Reading through various posts it would seem that the reason this is not possible is that after class linearization the stacked trait is only looking in classes to its right for implementations of super.plus(x: T)

That is a technical argument though and I'm interested in the question: Is there a fundamental reason why the implementation could not be taken from the base class? Because as you can see in this example it is not possible to implement the plus method before knowing the actual data type that needs to be added but afaic implementing bounds checking in a trait seems reasonable.
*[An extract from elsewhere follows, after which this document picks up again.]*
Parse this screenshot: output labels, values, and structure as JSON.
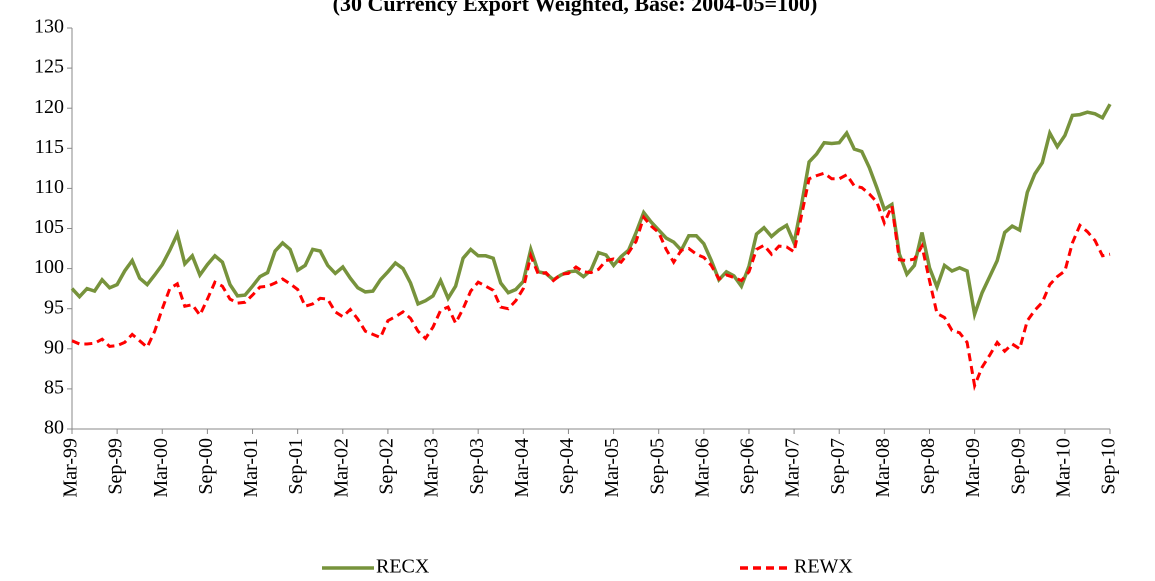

Just as an idea: If the problem is that in this case it is unclear which plus is being overridden in the base class maybe a scope identifier like

def Addable[Impl].plus(x: Impl) = new Impl(num + x.num)

would help.

Upvotes: 2

Views: 140

Answers (2)

som-snytt
som-snytt

Reputation: 39577

You're asking: if super.f is abstract (or "incomplete") after mixin, please just pick a concrete f to serve. Maybe you're saying, only if there's exactly one such f, and it's defined in the current template.

One problem is that if the abstract f is called during initialization, and calls the concrete f in the subclass, the initializer for the subclass hasn't run yet.

This is common gotcha for template methods. I think the Josh Bloch book says don't do that.

But the person writing the stackable trait has no way of knowing that a super was transformed in this way.

Upvotes: 1

0__
0__

Reputation: 67280

I would avoid overriding and reliance on some super/sub-type invocation. Why not just implement plus and ask sub-types to provide an auxiliary abstract method:

trait Addable[T] {
  def plus(x: T): T
}

trait AddableWithBounds[T] extends Addable[T] {
  final def plus(x: T): T = limitToBounds(plusImpl(x))

  protected def plusImpl(x: T): T

  def limitToBounds(x: T): T = ??? //Some bounds checking
}

class Impl(num: Int) extends AnyRef with AddableWithBounds[Impl] {
  protected def plusImpl(x: Impl): Impl = ???